The Federal Communications Commission has adopted new rules banning malicious caller ID spoofing of text messages and foreign calls. These new rules will close a loophole in the law that prevented the agency from pursuing scammers sending spoofed text messages and international fraudsters making spoofed calls to Americans.
The Truth in Caller ID Act of 2009 prohibits anyone from causing a caller ID service to knowingly transmit misleading or inaccurate caller ID information (“spoofing”) with the intent to defraud, cause harm, or wrongly obtain anything of value. However, until passage of the RAY BAUM’S Act last year, the Truth in Caller ID Act did not extend to text messages or international calls. The new rules extend these prohibitions to text messages, calls originating from outside the United States to recipients within the United States, and additional types of voice calls, such as one-way VoIP calls.
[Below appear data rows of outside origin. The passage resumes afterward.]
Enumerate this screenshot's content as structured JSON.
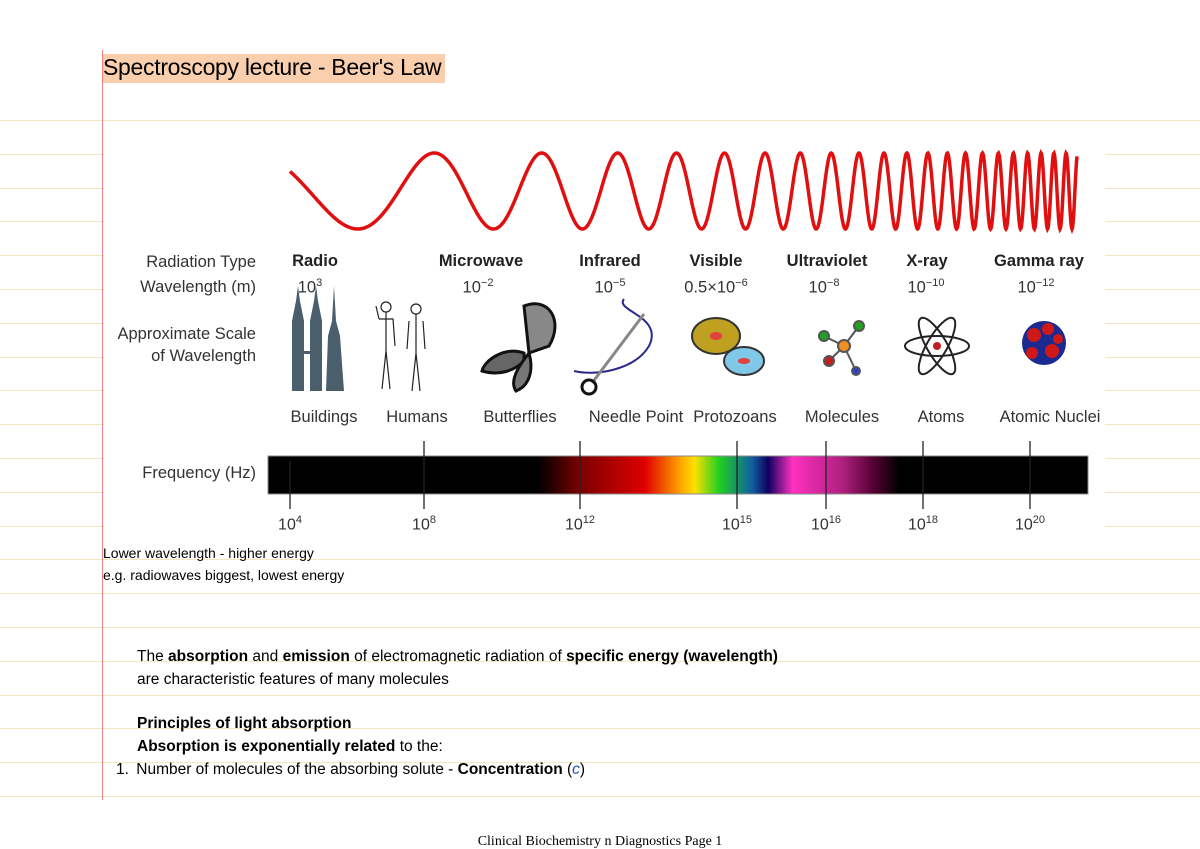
{
  "title": "Spectroscopy lecture - Beer's Law",
  "figure": {
    "row_headers": {
      "radiation_type": "Radiation Type",
      "wavelength": "Wavelength (m)",
      "scale_1": "Approximate Scale",
      "scale_2": "of Wavelength",
      "frequency": "Frequency (Hz)"
    },
    "radiation_types": [
      "Radio",
      "Microwave",
      "Infrared",
      "Visible",
      "Ultraviolet",
      "X-ray",
      "Gamma ray"
    ],
    "wavelengths": [
      {
        "base": "10",
        "exp": "3"
      },
      {
        "base": "10",
        "exp": "−2"
      },
      {
        "base": "10",
        "exp": "−5"
      },
      {
        "base": "0.5×10",
        "exp": "−6"
      },
      {
        "base": "10",
        "exp": "−8"
      },
      {
        "base": "10",
        "exp": "−10"
      },
      {
        "base": "10",
        "exp": "−12"
      }
    ],
    "scale_objects": [
      "Buildings",
      "Humans",
      "Butterflies",
      "Needle Point",
      "Protozoans",
      "Molecules",
      "Atoms",
      "Atomic Nuclei"
    ],
    "frequencies": [
      {
        "base": "10",
        "exp": "4"
      },
      {
        "base": "10",
        "exp": "8"
      },
      {
        "base": "10",
        "exp": "12"
      },
      {
        "base": "10",
        "exp": "15"
      },
      {
        "base": "10",
        "exp": "16"
      },
      {
        "base": "10",
        "exp": "18"
      },
      {
        "base": "10",
        "exp": "20"
      }
    ],
    "wave_color": "#e01010"
  },
  "notes": [
    "Lower wavelength - higher energy",
    "e.g. radiowaves biggest, lowest energy"
  ],
  "body": {
    "p1_a": "The ",
    "p1_b": "absorption",
    "p1_c": " and ",
    "p1_d": "emission",
    "p1_e": " of electromagnetic radiation of ",
    "p1_f": "specific energy (wavelength)",
    "p2": "are characteristic features of many molecules",
    "heading": "Principles of light absorption",
    "p3_a": "Absorption is exponentially related",
    "p3_b": " to the:",
    "list_num": "1.",
    "li_a": "Number of molecules of the absorbing solute - ",
    "li_b": "Concentration",
    "li_c": " (",
    "li_d": "c",
    "li_e": ")"
  },
  "footer": "Clinical Biochemistry n Diagnostics Page 1"
}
Fraudsters working in overseas call centers often pretend to be calling from trusted organizations and use pressure tactics to deceive and defraud American consumers of money and personal information. Caller ID spoofing is used in these cases by the scammers to make their phone number appear to match the organization they are pretending to represent. The FCC’s new rules will prohibit such malicious spoofing from foreign robocallers.
The new rules will allow the agency to bring enforcement actions against bad actors who spoof text messages and those who seek out victims in this country from overseas. As more than 40 state attorneys general told the Commission in May, “The proposed rule changes would broaden the authority of the Commission to hold these criminals accountable for the significant harm they inflict on U.S. consumers. As State Attorneys General on the front lines fighting these scammers, we are acutely aware that many of these calls are coming from criminals, located overseas, utilizing caller ID spoofing, and we are also seeing more scams being perpetrated via text message, as contemplated in the RAY BAUM’S Act.”
These new rules are the latest in the FCC’s series of recent efforts to combat malicious caller ID spoofing. In 2018, the Commission issued the largest fines in its history for violations of its caller ID spoofing rules. The agency has also pushed the phone industry to implement a caller ID “authentication” framework called SHAKEN/STIR this year. This effort included a July 2019 SHAKEN/STIR Robocall Summit, during which stakeholders discussed next steps toward implementation of these network improvements. And in June 2019, the Commission adopted a Further Notice of Proposed Rulemaking which laid the groundwork to mandate implementation of SHAKEN/STIR if major voice service providers fail to do so by the end of this year.
As part of its multi-pronged approach to protecting American consumers from malicious caller ID spoofing and unwanted and illegal robocalls, the Commission has also empowered service providers to offer robocall blocking services by default and authorized the creation of a database to reduce calls to reassigned numbers.
Action by the Commission August 1, 2019 by Second Report and Order that (FCC 19-73). Chairman Pai, Commissioners O’Rielly, Carr, Rosenworcel, and Starks approving. Chairman Pai, Commissioners O’Rielly, Rosenworcel, and Starks issuing separate statements.
FCC Chairman Pai said in a statement:
In the first half of this year alone, the FCC received more than 35,000 consumer complaints about caller ID spoofing. Whether it’s neighborhood spoofing, which makes it look like an incoming call is from a local number, or spoofing the number of a company or government agency that consumers know and trust, scammers continue to hide behind spoofed numbers to deceive and defraud American consumers out of money and personal information. And as a bipartisan coalition of more than 40 state attorneys general has warned, spoofing fraud is by no means limited to traditional phone calls made from within the United States.